Are you hoping to get Jake Muzzin back on the other side of the break?

Keefe: That is what we have talked about being a potential target for us. How things go between now and then will dictate that. My understanding is that he is going to stick around and get working over the break. We will just have to see where he is at then.

Has Justin Holl grown as a leader in your time here?

Keefe: Hollsy is just himself always, and I think that is where his leadership comes in. He just brings energy and positivity and passion every day. He is a very popular guy and a very likeable person. He has maintained that. Even when he started with the Marlies, he was a seventh or eighth defenseman there and worked his way up. Here, he has gone through the same type of road and he hasn’t changed throughout that. I think that is the coolest part about him.

Do you like the sound that playing music in practice replicates in terms of playing in a loud rink, or is it more the tempo that you get out of it?

Keefe: For me, it is more the tempo and the energy. Especially on days like this, you’re coming back from a game and it can be a little bit tough to put your gear back on and go out and get your work in. It is just raising the energy level not unlike what you would do in the gym.

Part of it, though, is that we don’t play in quiet environments. Even though the music doesn’t play, there are still a lot of different times where it is loud — be it during the play, or stoppages, or TV timeouts and the crowd really gets going and the music is going. We’ve got to learn to communicate within that. That’s all a part of it.

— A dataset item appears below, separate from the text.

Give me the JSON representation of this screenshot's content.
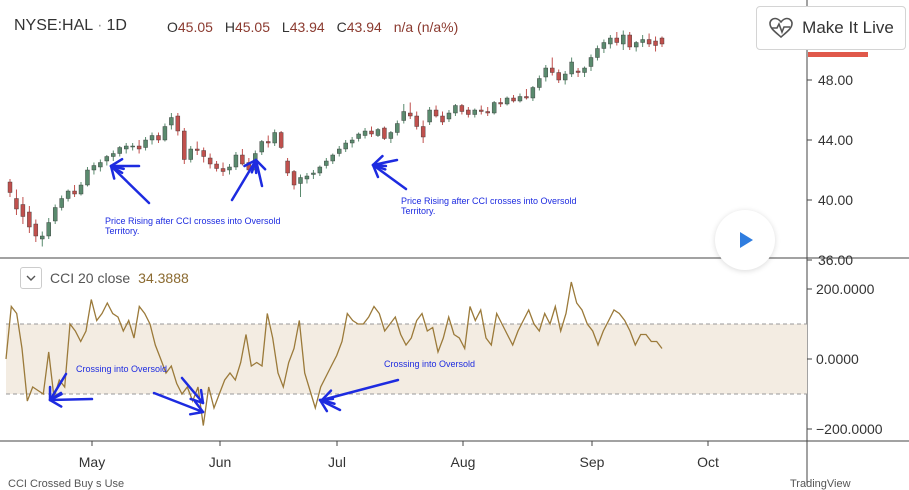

With the offensive swagger this team has, what has been the challenge with teaching the finer points you want to teach?

Keefe: That has been the greatest challenge. We have made a lot of strides offensively, as you’ve said. I think that puts our team in a better spot, which there is benefits defensively just from that because of how much more we’ve had the puck. We’ve spent a lot more time in the offensive zone, and that has really helped. As we have seen with some of our plays recently, breaking some of the habits defensively… As we’ve gone through it, it’s not just a product of how we are playing now. Some of these things have been an issue for quite some time with some of our players. We’ve got to find a way to break that.

That’s our biggest challenge. We actually had a meeting about that type of stuff this morning with our leadership group — kind of taking that next step as a team.

How did that meeting go?

Keefe: It went great. The players were really good. I think we all recognize what we need to do and what the biggest area for growth is.

Is Trevor Moore ready to play?

Keefe: I haven’t gotten word on how it went today for him and what his status is going to be. Today, as you saw, he was full contact for the first time. Obviously, he is very close.

Is there anything about watching Auston Matthews every day that has surprised you? What is the biggest thing that has stood out so far?

Keefe: I think the biggest surprise or the biggest thing I’ve learned with him is just that he is a very good player defensively away from the puck when he is engaged with the way he can track. You saw the one goal in the Winnipeg game that he got, but we’ve got dozens of clips of him doing similar things. Some of the best defensive-zone coverage clips we showed today to the players he was out there doing a job. He has got great ability to do that.

The offensive piece — we know that and we’ve seen that. The whole world has seen that. He wants to do really well. He wants the team to do really well. He wants to be a part of something great here.